This year marks my 10th year as a Linux user. In 1999 I purchased my first Red Hat Linux Server for a small IT company I owned at the time. Back then web designer could work all day on Macs and FTP their finished worked to Unix Servers, I had worked on remote Unix boxes for years and the evolution to Linux seemed natural.
Over the past 4 years my own use of Linux has increased. I have built machines with several distros including Puppy, Damn Small, Linux, Open Solaris, Suse, Fedoria, Debian, Knopic and of course Ubuntu.
So I guess you could call me a fan of Linux. Fan enough to be able to tell you: its not going to knock Microsoft off its dominate position in business IT.
The reason for this is the way Microsoft allows business decision makers to anticipate the rate of technical change. Most people in IT only seem to understand half the story. Technology offers the opportunity to increase productivity of workers giving firms larger profit margins for the same price.

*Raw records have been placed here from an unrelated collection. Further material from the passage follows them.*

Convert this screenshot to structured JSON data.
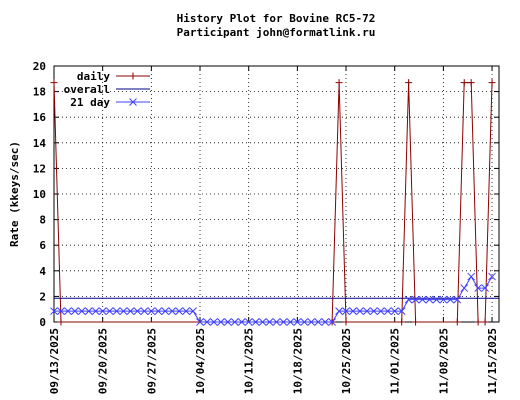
{
  "chart_data": {
    "type": "line",
    "title": "History Plot for Bovine RC5-72",
    "subtitle": "Participant john@formatlink.ru",
    "xlabel": "",
    "ylabel": "Rate (kkeys/sec)",
    "ylim": [
      0,
      20
    ],
    "y_ticks": [
      "0",
      "2",
      "4",
      "6",
      "8",
      "10",
      "12",
      "14",
      "16",
      "18",
      "20"
    ],
    "x_tick_labels": [
      "09/13/2025",
      "09/20/2025",
      "09/27/2025",
      "10/04/2025",
      "10/11/2025",
      "10/18/2025",
      "10/25/2025",
      "11/01/2025",
      "11/08/2025",
      "11/15/2025"
    ],
    "x_range": [
      "2025-09-13",
      "2025-11-16"
    ],
    "grid": true,
    "legend_position": "top-left",
    "series": [
      {
        "name": "daily",
        "color": "#8b0000",
        "marker": "plus",
        "points": [
          [
            "2025-09-13",
            18.7
          ],
          [
            "2025-09-14",
            0
          ],
          [
            "2025-10-23",
            0
          ],
          [
            "2025-10-24",
            18.7
          ],
          [
            "2025-10-25",
            0
          ],
          [
            "2025-11-02",
            0
          ],
          [
            "2025-11-03",
            18.7
          ],
          [
            "2025-11-04",
            0
          ],
          [
            "2025-11-10",
            0
          ],
          [
            "2025-11-11",
            18.7
          ],
          [
            "2025-11-12",
            18.7
          ],
          [
            "2025-11-13",
            0
          ],
          [
            "2025-11-14",
            0
          ],
          [
            "2025-11-15",
            18.7
          ]
        ]
      },
      {
        "name": "overall",
        "color": "#00008b",
        "marker": "none",
        "points": [
          [
            "2025-09-13",
            1.85
          ],
          [
            "2025-11-16",
            1.85
          ]
        ]
      },
      {
        "name": "21 day",
        "color": "#4040ff",
        "marker": "x",
        "points": [
          [
            "2025-09-13",
            0.85
          ],
          [
            "2025-09-14",
            0.85
          ],
          [
            "2025-09-15",
            0.85
          ],
          [
            "2025-09-16",
            0.85
          ],
          [
            "2025-09-17",
            0.85
          ],
          [
            "2025-09-18",
            0.85
          ],
          [
            "2025-09-19",
            0.85
          ],
          [
            "2025-09-20",
            0.85
          ],
          [
            "2025-09-21",
            0.85
          ],
          [
            "2025-09-22",
            0.85
          ],
          [
            "2025-09-23",
            0.85
          ],
          [
            "2025-09-24",
            0.85
          ],
          [
            "2025-09-25",
            0.85
          ],
          [
            "2025-09-26",
            0.85
          ],
          [
            "2025-09-27",
            0.85
          ],
          [
            "2025-09-28",
            0.85
          ],
          [
            "2025-09-29",
            0.85
          ],
          [
            "2025-09-30",
            0.85
          ],
          [
            "2025-10-01",
            0.85
          ],
          [
            "2025-10-02",
            0.85
          ],
          [
            "2025-10-03",
            0.85
          ],
          [
            "2025-10-04",
            0
          ],
          [
            "2025-10-05",
            0
          ],
          [
            "2025-10-06",
            0
          ],
          [
            "2025-10-07",
            0
          ],
          [
            "2025-10-08",
            0
          ],
          [
            "2025-10-09",
            0
          ],
          [
            "2025-10-10",
            0
          ],
          [
            "2025-10-11",
            0
          ],
          [
            "2025-10-12",
            0
          ],
          [
            "2025-10-13",
            0
          ],
          [
            "2025-10-14",
            0
          ],
          [
            "2025-10-15",
            0
          ],
          [
            "2025-10-16",
            0
          ],
          [
            "2025-10-17",
            0
          ],
          [
            "2025-10-18",
            0
          ],
          [
            "2025-10-19",
            0
          ],
          [
            "2025-10-20",
            0
          ],
          [
            "2025-10-21",
            0
          ],
          [
            "2025-10-22",
            0
          ],
          [
            "2025-10-23",
            0
          ],
          [
            "2025-10-24",
            0.85
          ],
          [
            "2025-10-25",
            0.85
          ],
          [
            "2025-10-26",
            0.85
          ],
          [
            "2025-10-27",
            0.85
          ],
          [
            "2025-10-28",
            0.85
          ],
          [
            "2025-10-29",
            0.85
          ],
          [
            "2025-10-30",
            0.85
          ],
          [
            "2025-10-31",
            0.85
          ],
          [
            "2025-11-01",
            0.85
          ],
          [
            "2025-11-02",
            0.85
          ],
          [
            "2025-11-03",
            1.75
          ],
          [
            "2025-11-04",
            1.75
          ],
          [
            "2025-11-05",
            1.75
          ],
          [
            "2025-11-06",
            1.75
          ],
          [
            "2025-11-07",
            1.75
          ],
          [
            "2025-11-08",
            1.75
          ],
          [
            "2025-11-09",
            1.75
          ],
          [
            "2025-11-10",
            1.75
          ],
          [
            "2025-11-11",
            2.65
          ],
          [
            "2025-11-12",
            3.55
          ],
          [
            "2025-11-13",
            2.65
          ],
          [
            "2025-11-14",
            2.65
          ],
          [
            "2025-11-15",
            3.55
          ]
        ]
      }
    ]
  }
}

But technology is expensive and risky. In the late 1990s many firms found they could have no confidence in their IT projects. Money spent on IT more likely than not never gave a return.
The great danger with IT is not too little progress, but rapid confusing progress that no one really fully understands. Open Source actually contains more risk than the costs of purchasing the software.
The entire problem with the Open Source world view is that it opens a massive hot house of evolution of technology. You can suddenly have thousands of companies around the world making enhancements to bring to market. Changes can happen far more rapidly and farm more specialised, and that is the problem: business decision makers can't anticipate what the technology landscape will look like over say 5 to 10 years.
Microsoft is NOT about technology. EVERYTHING Microsoft sells can be purchased either from a premium shop at better quality or just downloaded as open source. So why is Microsoft presence increasing rather than decreasing?
Because Microsoft brings a level of order to the progress of the IT industry allowing firms to be where they want to be: not on the bleeding edge.
Lets face the facts: business people don't trust IT geeks. IT geeks for the most part hold the profit motive in contempt. The geek gap will never be resolved. Microsoft allows the business people a chance to understand how technology will evolve and be used. So you can tell your geeks to put in a Microsoft system.